As I mentioned in my last post, I learned a ton from William Polonsky during the CWD conference. There is an interesting thing about going as an adult to a conference originally designed for parents and their children. You find out that either 1) you never actually grew up, or 2) we never grow out of the things associated with daily life with diabetes.
Although there are many things we would all probably like to change about our meters, a session called The Great Meter Makeover is not about what you think it is about. According to Dr. Polonsky it is about “transforming that annoying little machine from foe to friend.” It is about changing how I think about blood glucose monitoring and changing what I do.
First, Dr. Polonsky reminded us about all the reasons we hate love our meters. Some of this, again, was supposed to be for parents and their children but I found it applied to me as well.
- you have to use it
- it can make you feel bad about yourself
- it gives your parents an opportunity to be angry at you (or in my case, for me to be angry with myself)
- it reminds you and the people around you that you have diabetes
- it is almost always inconvenient
That about covers it, don’t you think?
Many of the points of advice to ‘makeover’ those problems were family specific – such as making it an expected household chore like making the bed with the same results for failing to do expected chores.
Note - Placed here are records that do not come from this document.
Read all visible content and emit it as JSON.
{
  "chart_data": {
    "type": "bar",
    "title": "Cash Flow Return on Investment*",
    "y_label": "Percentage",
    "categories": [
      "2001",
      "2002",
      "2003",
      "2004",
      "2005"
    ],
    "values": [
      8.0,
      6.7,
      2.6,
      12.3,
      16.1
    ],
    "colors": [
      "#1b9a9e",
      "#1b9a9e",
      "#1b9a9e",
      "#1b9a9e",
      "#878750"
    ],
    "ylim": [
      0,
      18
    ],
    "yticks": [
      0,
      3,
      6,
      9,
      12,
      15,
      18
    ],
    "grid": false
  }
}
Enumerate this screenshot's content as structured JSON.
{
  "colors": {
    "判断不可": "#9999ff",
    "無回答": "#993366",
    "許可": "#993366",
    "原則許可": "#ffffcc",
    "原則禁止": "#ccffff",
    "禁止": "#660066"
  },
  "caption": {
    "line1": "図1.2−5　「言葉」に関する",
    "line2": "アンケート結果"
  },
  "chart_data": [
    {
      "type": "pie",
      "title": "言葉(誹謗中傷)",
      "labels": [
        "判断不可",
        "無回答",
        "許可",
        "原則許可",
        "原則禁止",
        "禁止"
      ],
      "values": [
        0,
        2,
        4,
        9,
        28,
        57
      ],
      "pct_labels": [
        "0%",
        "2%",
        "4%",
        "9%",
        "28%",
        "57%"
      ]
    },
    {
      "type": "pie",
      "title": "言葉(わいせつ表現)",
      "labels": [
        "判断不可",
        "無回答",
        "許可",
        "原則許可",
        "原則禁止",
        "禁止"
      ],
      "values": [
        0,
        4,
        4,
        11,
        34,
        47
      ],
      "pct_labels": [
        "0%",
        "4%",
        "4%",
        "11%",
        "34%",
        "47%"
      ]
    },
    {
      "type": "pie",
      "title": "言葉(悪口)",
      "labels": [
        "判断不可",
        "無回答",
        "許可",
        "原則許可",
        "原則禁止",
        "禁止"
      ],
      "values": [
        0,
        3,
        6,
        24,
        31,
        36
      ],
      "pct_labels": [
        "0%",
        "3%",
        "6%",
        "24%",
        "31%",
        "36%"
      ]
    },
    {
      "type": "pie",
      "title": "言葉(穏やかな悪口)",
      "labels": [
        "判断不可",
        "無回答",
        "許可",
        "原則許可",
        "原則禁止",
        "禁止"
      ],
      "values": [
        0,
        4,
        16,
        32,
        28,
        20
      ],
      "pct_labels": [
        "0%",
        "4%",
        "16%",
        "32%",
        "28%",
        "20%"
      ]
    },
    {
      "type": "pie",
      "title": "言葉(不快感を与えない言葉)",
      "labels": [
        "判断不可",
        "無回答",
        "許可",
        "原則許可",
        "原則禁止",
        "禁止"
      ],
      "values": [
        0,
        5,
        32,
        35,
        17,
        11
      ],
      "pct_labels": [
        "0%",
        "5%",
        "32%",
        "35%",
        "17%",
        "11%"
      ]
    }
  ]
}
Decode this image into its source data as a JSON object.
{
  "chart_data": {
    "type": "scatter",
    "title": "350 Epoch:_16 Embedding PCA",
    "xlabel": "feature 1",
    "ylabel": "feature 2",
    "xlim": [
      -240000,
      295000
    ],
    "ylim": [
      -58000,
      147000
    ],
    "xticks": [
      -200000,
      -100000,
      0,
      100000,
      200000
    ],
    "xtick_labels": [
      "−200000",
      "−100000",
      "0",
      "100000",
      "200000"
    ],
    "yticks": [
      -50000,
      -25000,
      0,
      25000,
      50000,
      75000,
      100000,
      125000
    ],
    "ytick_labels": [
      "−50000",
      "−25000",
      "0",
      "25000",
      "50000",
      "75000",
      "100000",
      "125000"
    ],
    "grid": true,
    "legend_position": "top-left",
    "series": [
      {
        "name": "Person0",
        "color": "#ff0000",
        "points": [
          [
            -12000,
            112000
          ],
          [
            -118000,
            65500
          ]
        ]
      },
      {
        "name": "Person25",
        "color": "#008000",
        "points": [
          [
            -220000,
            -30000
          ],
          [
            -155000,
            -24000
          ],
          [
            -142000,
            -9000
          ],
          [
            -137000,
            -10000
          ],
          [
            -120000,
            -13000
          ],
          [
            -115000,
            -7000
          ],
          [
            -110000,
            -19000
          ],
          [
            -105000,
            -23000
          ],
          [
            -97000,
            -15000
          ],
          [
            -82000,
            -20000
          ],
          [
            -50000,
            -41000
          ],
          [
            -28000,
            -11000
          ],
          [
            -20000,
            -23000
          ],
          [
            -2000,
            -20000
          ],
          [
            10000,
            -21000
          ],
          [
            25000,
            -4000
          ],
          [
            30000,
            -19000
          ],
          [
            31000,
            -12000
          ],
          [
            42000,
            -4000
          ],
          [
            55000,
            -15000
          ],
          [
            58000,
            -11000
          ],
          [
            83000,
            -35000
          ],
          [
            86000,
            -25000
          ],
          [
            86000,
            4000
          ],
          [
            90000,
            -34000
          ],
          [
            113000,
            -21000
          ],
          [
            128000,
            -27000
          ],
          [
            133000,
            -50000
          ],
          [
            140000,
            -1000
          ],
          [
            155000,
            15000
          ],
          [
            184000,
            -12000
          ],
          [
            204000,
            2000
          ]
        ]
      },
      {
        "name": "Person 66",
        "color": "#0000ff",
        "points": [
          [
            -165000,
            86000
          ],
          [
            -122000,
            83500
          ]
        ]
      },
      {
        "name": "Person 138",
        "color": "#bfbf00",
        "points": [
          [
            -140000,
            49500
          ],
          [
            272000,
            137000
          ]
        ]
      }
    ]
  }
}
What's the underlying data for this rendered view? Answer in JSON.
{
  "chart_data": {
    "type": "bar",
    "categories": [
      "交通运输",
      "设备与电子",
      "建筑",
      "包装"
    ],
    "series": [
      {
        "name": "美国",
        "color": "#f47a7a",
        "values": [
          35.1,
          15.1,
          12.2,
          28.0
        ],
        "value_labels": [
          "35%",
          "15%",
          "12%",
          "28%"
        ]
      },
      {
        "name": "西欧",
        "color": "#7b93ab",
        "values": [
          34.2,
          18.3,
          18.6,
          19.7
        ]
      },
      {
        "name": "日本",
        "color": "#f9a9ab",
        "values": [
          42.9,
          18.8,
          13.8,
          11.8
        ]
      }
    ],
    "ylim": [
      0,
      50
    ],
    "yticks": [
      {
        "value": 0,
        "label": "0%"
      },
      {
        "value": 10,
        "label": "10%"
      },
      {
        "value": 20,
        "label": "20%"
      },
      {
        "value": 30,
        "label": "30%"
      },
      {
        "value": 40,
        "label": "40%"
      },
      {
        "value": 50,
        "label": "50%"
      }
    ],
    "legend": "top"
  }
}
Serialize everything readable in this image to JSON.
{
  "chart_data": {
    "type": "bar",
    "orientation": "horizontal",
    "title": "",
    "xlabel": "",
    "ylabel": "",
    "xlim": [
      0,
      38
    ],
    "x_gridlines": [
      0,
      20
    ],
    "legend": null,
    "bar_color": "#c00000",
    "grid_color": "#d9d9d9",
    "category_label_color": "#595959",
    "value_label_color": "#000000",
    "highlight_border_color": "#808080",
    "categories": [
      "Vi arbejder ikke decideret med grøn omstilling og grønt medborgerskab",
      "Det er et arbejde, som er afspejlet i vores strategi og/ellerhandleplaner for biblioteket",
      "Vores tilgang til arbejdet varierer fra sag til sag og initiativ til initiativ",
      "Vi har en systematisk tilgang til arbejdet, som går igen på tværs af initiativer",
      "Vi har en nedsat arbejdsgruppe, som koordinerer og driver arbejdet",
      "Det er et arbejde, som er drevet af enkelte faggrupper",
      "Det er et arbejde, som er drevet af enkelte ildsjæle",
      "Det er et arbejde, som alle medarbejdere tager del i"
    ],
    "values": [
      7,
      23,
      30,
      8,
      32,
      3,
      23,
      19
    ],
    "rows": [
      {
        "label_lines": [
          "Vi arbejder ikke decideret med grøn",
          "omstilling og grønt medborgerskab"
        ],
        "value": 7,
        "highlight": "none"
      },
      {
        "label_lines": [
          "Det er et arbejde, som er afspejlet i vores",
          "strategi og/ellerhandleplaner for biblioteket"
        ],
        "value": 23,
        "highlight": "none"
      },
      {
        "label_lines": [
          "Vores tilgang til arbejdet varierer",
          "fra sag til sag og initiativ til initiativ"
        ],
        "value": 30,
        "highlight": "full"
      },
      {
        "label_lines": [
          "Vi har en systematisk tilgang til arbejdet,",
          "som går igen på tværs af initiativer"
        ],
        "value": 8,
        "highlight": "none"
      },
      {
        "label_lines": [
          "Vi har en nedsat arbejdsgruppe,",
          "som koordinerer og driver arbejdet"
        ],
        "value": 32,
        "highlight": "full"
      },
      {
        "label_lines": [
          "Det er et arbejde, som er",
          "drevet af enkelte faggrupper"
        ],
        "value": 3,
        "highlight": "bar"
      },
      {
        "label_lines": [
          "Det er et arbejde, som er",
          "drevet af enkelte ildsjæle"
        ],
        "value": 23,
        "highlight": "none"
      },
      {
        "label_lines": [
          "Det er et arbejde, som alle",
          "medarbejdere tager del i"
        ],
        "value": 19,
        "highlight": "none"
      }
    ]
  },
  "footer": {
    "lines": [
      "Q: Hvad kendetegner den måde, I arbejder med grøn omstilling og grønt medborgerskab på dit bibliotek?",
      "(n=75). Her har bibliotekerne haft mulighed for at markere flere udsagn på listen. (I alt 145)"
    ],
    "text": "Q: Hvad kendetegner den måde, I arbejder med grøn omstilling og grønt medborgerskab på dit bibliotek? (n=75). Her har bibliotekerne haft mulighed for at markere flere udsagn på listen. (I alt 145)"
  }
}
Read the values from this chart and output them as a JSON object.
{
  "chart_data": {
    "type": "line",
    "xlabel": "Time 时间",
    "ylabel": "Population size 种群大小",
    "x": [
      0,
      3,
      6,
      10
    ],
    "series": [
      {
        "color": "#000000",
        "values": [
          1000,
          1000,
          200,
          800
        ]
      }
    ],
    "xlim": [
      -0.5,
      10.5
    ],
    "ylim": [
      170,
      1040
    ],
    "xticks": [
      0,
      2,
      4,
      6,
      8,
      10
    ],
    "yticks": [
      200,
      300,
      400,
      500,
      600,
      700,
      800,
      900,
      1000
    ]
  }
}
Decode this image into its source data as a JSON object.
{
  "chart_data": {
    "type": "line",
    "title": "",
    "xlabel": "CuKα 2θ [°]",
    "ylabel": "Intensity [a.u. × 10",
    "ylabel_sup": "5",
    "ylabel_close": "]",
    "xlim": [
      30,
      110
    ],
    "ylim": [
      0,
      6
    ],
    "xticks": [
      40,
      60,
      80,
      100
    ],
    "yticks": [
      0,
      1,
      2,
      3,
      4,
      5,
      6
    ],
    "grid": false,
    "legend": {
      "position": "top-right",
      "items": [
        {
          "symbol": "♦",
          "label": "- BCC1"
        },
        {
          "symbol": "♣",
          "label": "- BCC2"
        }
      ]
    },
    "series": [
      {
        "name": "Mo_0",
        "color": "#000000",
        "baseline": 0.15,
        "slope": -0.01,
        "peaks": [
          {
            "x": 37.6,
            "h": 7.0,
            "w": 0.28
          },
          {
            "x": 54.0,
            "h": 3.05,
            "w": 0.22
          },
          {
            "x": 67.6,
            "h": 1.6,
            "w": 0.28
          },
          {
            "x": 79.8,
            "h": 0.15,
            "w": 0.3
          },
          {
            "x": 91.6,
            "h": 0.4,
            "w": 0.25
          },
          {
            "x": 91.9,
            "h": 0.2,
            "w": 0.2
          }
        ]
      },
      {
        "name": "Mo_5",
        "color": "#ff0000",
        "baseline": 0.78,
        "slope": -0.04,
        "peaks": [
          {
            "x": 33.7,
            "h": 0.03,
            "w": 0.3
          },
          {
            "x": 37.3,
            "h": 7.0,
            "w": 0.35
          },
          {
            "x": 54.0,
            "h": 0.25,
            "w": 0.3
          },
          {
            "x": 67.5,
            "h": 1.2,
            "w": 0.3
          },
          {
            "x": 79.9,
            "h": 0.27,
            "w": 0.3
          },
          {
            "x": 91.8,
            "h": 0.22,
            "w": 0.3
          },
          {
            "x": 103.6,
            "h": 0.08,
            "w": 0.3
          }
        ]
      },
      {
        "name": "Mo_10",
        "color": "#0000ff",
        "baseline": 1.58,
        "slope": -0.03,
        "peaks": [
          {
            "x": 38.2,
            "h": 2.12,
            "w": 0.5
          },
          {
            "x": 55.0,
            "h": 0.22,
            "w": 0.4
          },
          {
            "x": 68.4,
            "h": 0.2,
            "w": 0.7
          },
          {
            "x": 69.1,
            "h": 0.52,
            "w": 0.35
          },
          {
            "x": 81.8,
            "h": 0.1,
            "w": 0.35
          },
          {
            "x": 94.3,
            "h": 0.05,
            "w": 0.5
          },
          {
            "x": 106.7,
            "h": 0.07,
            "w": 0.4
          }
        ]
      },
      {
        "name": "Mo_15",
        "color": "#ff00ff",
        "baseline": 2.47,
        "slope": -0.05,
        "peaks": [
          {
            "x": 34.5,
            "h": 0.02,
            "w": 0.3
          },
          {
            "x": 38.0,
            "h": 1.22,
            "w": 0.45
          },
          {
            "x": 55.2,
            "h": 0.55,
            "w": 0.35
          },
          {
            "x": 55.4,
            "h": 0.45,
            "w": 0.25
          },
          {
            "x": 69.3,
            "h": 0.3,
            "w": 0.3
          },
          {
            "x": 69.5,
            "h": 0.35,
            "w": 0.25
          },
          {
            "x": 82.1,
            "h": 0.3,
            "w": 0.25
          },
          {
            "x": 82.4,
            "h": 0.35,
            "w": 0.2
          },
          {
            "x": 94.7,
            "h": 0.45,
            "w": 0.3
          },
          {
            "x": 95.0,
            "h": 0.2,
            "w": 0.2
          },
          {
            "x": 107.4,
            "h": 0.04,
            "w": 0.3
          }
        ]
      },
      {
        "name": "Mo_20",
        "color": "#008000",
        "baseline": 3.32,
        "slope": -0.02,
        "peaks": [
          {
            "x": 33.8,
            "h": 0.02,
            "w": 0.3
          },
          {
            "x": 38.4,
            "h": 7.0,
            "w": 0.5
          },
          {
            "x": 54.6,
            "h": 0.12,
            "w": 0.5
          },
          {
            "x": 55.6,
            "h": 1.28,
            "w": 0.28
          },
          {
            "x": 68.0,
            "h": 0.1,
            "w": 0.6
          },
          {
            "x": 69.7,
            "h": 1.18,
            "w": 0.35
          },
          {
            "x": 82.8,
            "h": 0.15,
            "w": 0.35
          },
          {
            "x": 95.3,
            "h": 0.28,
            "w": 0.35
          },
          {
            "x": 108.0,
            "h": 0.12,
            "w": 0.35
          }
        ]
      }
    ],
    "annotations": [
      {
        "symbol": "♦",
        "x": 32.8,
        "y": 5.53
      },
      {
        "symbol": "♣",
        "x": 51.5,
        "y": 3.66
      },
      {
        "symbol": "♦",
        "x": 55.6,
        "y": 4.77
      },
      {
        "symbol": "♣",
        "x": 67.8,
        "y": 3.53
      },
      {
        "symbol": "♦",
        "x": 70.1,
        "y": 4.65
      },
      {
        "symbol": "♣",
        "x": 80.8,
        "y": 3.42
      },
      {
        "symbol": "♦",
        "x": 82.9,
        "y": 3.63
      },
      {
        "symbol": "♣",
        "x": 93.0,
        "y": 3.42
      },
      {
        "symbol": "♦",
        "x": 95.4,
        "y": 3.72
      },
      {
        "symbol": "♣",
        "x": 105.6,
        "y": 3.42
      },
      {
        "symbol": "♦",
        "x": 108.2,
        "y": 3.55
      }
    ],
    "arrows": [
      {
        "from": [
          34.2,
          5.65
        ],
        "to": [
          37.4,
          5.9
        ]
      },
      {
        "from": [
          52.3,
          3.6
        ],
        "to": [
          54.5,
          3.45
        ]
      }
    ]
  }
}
However, there were several other ideas that were certainly a great reminder for my daily control.
it is important to congratulate the act of blood glucose monitoring, not the result. How many times have I said that I need to test my blood sugar? If it is a test, what does that mean? It means I can fail. The act of testing assessing your blood sugar is what should be congratulated, not the result.
Along with focusing on the act and not the result comes being reasonable about blood glucose expectations. Do I want my blood glucose numbers to be perfect 100% of the time? Yes, of course I do. But the problem with perfection is that it is inflexible, rigid, and often unattainable, among other things. Perfection is not possible and not necessary
So if I am not not trying to establish perfect blood glucose results, what is my goal? According to Dr. Polonsky, that goal is safety. It is establishing that fine balance between the best blood glucose results possible, as few severe lows as possible, and having a life.
When I get out my meter and see a result that I don’t like (high or low), asking why only leads to frustration. Why could be because the temperature is changing, the fast food chain spiked my soda, or the fact that I am wearing blue socks – reasons that are beyond my control and/or things that I cannot change.
If I instead ask, what now, it is within my control. How does that play out day-to-day? In my opinion, it is not that different of a question, but the psychological implications are huge for me.
High several days in a row after breakfast? What now? Should I adjust my basal insulin to counteract my dawn phenomenon? Should I adjust my bolus because I might be less insulin sensitive in the morning? Should I start eating a different breakfast?
Expecting to be in range and surprised by a number on my meter. The number has already shown up on my meter – I can’t change it. So what now? Do I need to wash my hands? Do I take a correction dose or do I have enough insulin on board already? Should I delay my next meal to wait until I am in range?
It put me in control of a disease that is so often uncontrollable.